Experts estimate that the current JOLTS reports have reinforced market expectations of the Fed's shift to a softer approach to monetary policy. Currently, the majority of analysts (almost 60%) expect the regulator to keep the key interest rate in a range of 4.75% - 5% per annum at the May meeting. At the same time, some experts anticipate a 25 basis-point rate hike.

After the JOLTS reports were released, the yellow metal broke through the level of $2,000 per troy ounce. On Tuesday evening, April 4, gold prices jumped from $1,990 to $2,020 within 20 minutes. Later, the precious metal stabilized at around $2,010, reaching the highest level since March 2022. On Wednesday, April 5, gold slightly appreciated, rising to $2,040 per troy ounce.

According to experts' estimates, the precious metal added 2% amid a weaker greenback. As a result, the US dollar index, which measures the performance of the dollar against a basket of six currencies, fell by 0.55% to 101.58. However, despite a decline in the dollar and a rise in the precious metal, Commerzbank economists believe that gold may enter a correction and lose value. This is facilitated by a recent increase in oil prices, which worries market participants and increases the risk of another inflationary spiral.

Currently, the value of gold is being formed by "fears of the dollar as economic factors do not provide substantial support for the US currency," David Lennox, an analyst at Fat Prophets, said. In addition, demand for the yellow metal as a safe-haven asset increased amid the recent banking crisis and geopolitical tensions.

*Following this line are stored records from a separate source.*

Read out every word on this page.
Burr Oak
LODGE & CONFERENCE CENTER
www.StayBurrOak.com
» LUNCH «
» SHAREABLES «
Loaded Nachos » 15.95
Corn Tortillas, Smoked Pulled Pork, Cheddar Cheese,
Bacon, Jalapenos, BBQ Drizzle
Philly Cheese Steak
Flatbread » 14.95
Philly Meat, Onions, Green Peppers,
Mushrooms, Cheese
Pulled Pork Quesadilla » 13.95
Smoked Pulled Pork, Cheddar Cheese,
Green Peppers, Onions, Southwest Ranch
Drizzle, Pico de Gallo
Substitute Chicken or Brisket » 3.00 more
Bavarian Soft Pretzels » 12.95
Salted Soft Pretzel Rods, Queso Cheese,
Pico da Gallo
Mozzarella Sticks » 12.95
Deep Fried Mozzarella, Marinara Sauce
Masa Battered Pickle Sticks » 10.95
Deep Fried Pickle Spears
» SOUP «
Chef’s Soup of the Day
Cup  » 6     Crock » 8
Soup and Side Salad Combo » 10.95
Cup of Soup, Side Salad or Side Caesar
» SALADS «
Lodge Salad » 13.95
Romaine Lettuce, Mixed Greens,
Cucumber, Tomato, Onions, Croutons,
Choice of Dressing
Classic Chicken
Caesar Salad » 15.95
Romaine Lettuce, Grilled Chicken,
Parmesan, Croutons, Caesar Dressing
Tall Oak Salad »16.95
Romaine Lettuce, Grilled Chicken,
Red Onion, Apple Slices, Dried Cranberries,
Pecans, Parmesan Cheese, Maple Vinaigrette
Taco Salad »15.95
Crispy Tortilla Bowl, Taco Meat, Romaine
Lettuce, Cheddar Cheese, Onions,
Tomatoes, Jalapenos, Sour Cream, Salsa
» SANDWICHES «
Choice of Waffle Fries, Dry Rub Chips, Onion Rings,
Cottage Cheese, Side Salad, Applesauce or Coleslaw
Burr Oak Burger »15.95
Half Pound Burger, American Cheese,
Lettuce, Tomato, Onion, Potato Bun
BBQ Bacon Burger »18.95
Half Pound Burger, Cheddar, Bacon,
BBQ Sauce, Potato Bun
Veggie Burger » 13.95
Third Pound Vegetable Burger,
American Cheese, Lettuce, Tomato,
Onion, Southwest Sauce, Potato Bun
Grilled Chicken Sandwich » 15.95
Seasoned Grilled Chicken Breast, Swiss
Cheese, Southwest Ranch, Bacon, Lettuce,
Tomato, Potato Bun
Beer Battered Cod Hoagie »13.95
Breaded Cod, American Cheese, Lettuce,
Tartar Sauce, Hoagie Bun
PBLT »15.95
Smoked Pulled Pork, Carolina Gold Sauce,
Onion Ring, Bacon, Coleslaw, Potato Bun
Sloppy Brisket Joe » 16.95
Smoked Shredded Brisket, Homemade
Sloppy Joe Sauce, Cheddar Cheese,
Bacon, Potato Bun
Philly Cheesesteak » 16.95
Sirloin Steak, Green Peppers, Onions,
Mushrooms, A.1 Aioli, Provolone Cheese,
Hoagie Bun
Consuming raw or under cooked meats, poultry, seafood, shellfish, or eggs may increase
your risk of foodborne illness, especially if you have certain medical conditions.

Economists at Swiss investment bank UBS assume that gold will gain ground in the near future, proving its traditional "safe-haven" status in the current uncertain environment. Amid recent turmoil in the financial market, spot gold prices surpassed the $2,000 mark, reaching a 12-month high. The yellow metal gained momentum due to falling yields in the US, a weaker dollar, and increased risk appetite, experts estimated.

According to UBS forecasts, in the current situation, gold will reach the target mark of $2,100 per troy ounce in 2023. Previously, bank analysts expected the metal to achieve this height by the end of March 2024. However, things have changed, and the precious metal is now actively gaining value. This can be attributed to the global banking crisis. Against this background, gold prices soared to an all-time high, rising above $2,000 per troy ounce. A subsequent minor correction did not change investors' views. Market participants remained bullish on the precious metal.

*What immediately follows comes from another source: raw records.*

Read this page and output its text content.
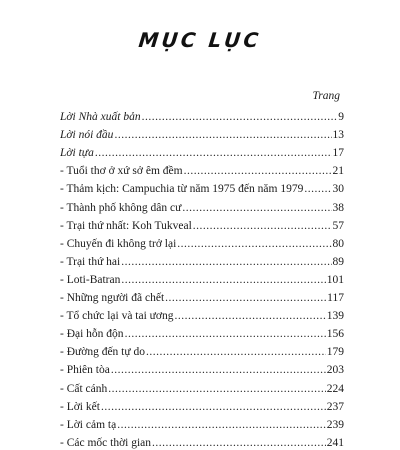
MỤC LỤC
Trang
Lời Nhà xuất bản .....	9
Lời nói đầu .....	13
Lời tựa .....	17
- Tuổi thơ ở xứ sở êm đềm .....	21
- Thảm kịch: Campuchia từ năm 1975 đến năm 1979 .....	30
- Thành phố không dân cư .....	38
- Trại thứ nhất: Koh Tukveal .....	57
- Chuyến đi không trở lại .....	80
- Trại thứ hai .....	89
- Loti-Batran .....	101
- Những người đã chết .....	117
- Tổ chức lại và tai ương .....	139
- Đại hỗn độn .....	156
- Đường đến tự do .....	179
- Phiên tòa .....	203
- Cất cánh .....	224
- Lời kết .....	237
- Lời cảm tạ .....	239
- Các mốc thời gian .....	241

Another factor contributing to higher gold prices is increased demand from central banks seeking to diversify their investments. Notably, gold is a great choice for investors to hedge against potential financial risks amid possible monetary policy easing. Market players are currently pricing in such a scenario.

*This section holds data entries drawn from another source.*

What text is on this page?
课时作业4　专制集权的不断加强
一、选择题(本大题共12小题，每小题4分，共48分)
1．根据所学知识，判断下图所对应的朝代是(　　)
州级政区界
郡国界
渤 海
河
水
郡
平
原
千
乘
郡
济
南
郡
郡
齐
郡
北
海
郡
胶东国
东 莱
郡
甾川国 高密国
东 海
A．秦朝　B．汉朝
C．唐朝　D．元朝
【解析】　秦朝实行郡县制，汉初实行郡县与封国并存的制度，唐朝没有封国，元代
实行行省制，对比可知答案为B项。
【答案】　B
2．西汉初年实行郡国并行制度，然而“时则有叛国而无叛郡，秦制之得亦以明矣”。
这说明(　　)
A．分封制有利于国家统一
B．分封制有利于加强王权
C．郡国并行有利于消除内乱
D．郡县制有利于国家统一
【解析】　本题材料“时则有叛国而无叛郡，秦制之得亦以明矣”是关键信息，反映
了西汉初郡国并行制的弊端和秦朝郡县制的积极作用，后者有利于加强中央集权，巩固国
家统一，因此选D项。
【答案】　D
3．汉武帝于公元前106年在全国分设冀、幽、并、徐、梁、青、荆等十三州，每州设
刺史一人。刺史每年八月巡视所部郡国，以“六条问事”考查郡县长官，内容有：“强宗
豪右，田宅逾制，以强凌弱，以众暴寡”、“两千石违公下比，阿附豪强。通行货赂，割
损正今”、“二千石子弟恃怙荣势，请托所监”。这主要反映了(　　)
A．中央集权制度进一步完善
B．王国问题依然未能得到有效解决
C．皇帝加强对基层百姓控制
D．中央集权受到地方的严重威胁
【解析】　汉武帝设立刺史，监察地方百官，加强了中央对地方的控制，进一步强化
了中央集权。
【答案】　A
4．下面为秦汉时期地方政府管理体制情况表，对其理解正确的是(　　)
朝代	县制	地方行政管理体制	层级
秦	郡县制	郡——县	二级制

Many analysts believe that by the end of this year, the FOMC may move to lower interest rates. However, this step is not favorable to gold. A perfect driving force for gold would be a situation where the Fed and the ECB begin to cut rates earlier than anticipated, while inflation targets are not met. In this case, demand for gold as a safe-haven asset will increase sharply. However, there is an alternative scenario. It suggests that the precious metal will trim some of its early gains if higher oil prices raise concerns about another inflationary spiral and further interest rate hikes.

Among recent forecasts, there is an almost fantastic one. Some economists expect gold prices to reach $3,000 per troy ounce. They believe it is a matter of time as the financial system has faced serious shocks. Against this background, interest in safe-haven assets is growing, primarily in gold. After the metal overcomes the barrier of $2,000 per troy ounce, it will probably head toward a new high. This scenario is possible in the long run.